Treasure hunting in the trash: Yellowknife salvagers cheer dump documentary

A documentary that celebrates salvaging at the Yellowknife dump is being shown across the continent, and spreading a message about the value of thrift and perils of material consumption.

U.S. filmmaker Amy Elliott spent 6 years making annual trips north for her feature-length documentary

Yellowknife's landfill, referred to by some as 'Ykea,' is at the centre of a documentary by New York filmmaker Amy Elliott. (Laura Wright/CBC)

A documentary that celebrates salvaging at the Yellowknife dump is being shown across the continent.

New York-based filmmaker Amy Elliott always wanted to make a film about a dump, but finding one with open access for salvagers was difficult in the United States.

"Everything's closed because of liability," Elliott said. "This was by far and away the largest dump that was open to the public for salvaging, so it was my only option."

Elliott first traveled to Yellowknife in March 2009 and said that, right away, she knew she'd found a story.

"I mean, the stuff that people were getting out of the dump, the people I met, I knew this was something I wanted to invest in and come back for." 

She spent the next six years making annual journeys north and getting to know a colourful cast of characters.

Salvage, her feature-length documentary, premiered last March at the South by Southwest (SXSW) music and film festival in Austin, Texas. 

It chronicles many great dump finds while documenting a battle with city hall over its move to a new "tiered-cell" system that limits access to the dump. 

Salvage paints a portrait of Yellowknife as a scrappy mining town at the end of the road, where many people (particularly people of an older generation) value the goods that make it this far. 

It also probes a bigger story: what are we doing with all this stuff? 

A dump with its own column

Elliott first learned about the dump after coming across Walt Humphries's column, "Tales from the Dump," in the Yellowknifer newspaper. 

"I think we should be proud of our dump," said Humphries, who ended up with a starring role in the documentary. "The more people see how dumps work, the more likely they are to change their hometown dump, because I believe all dumps should be open to salvage." 

Humphries appears alongside other local salvagers, like Dwayne Wohlgemuth, who comes across a trove of vacuum-packed noodles. 

Walt Humphries writes a column in the Yellowknifer newspaper inspired by the Yellowknife landfill called "Tales from the Dump." Filmmaker Amy Elliott first learned about the dump after coming across one of Humphries's stories. (Guy Quenneville/CBC)

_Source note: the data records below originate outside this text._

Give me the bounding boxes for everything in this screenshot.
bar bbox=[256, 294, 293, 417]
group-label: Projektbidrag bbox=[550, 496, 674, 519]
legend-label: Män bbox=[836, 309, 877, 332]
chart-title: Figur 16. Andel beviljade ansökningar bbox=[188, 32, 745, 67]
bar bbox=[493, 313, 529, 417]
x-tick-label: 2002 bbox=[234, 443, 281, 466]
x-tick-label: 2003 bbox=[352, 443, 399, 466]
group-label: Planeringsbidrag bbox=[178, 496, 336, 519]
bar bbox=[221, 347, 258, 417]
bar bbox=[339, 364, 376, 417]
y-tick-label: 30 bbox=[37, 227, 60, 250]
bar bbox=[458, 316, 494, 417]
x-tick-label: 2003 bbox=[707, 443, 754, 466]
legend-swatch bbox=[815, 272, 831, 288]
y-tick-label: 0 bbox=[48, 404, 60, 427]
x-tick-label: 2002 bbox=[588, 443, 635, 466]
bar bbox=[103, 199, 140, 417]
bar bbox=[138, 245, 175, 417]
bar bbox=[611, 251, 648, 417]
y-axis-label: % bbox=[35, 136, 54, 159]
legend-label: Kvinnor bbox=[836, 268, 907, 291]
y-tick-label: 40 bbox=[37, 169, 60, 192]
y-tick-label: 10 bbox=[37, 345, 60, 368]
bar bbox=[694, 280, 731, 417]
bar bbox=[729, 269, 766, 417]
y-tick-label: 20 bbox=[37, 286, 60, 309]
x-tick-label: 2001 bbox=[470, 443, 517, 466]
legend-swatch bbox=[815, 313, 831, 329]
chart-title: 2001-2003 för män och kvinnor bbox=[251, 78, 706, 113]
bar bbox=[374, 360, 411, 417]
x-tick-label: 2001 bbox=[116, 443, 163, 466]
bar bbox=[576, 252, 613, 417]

Velma Sterenberg, a retired geologist, also appears in the film, alongside former N.W.T. commissioner Tony Whitford, who salvages wood to make birdhouses. 

"I grew up like Tony," Sterenberg said, "straightening nails for my dad because those nails had to be used again because we couldn't afford to go to the store for more."

Sterenberg is routinely horrified by perfectly good things she finds people have thrown away.

"The dump is my 'Ykea,'" she said, using the local vernacular — a riff on the furniture chain Ikea. "If I need something and I have a pretty good idea I can find it at the dump, I will go to the dump before I go to the hardware store." 

In the documentary, Sterenberg is shown surrounded by teddy bears she had collected from the dump. 

"I'm humbled and I'm honoured," Sterenberg said of appearing in the film. "If what I have to say makes any kind of a difference, even in a small way, then I can feel better about being a human being on this planet." 

A 2007 photo of the Yellowknife landfill. 'Salvage brings to light the complexities and relevance of waste management in a fun, intimate and honest way,' said Chris Vaughn, who manages Yellowknife's solid waste facility.

The City of Yellowknife is also pleased with the documentary. 

"Salvage brings to light the complexities and relevance of waste management in a fun, intimate and honest way," said Chris Vaughn, who manages the solid waste facility, in an email.

"It showcases what the city has always known about its residents; that we are a group of resourceful and eclectic northerners that believe in the golden rule of making the best, and the most, of what we have."

'Societal shift' needed

Elliott said she began her project with more of a philosophical tilt than an environmental purpose. Her previous documentaries examined "World's Largest" monuments in small towns and competitive jigsaw puzzling in Minnesota (title: Wicker Kittens). 

But that view changed after she spent some time on "the working face" of a real-live dump. 

We really are in an unbelievable apex of consumerism and consumption.- Amy Elliott, filmmaker

"The amount of plastic and the amount of e-waste … so much cheap junk that ended up in the dump that I didn't realize there was so much of," Elliott said. "We really are in an unbelievable apex of consumerism and consumption." 

Salvaging, Elliott thinks, is one way to let people in on the dirty secret of where the garbage goes. Plus, she said, it's fun. 

"It's like a wonderland for kids, and for adults, obviously." 

The documentary is not yet available to stream online, though it should be by spring. 

For now, it's slated for about 10 more film festivals in the next several months.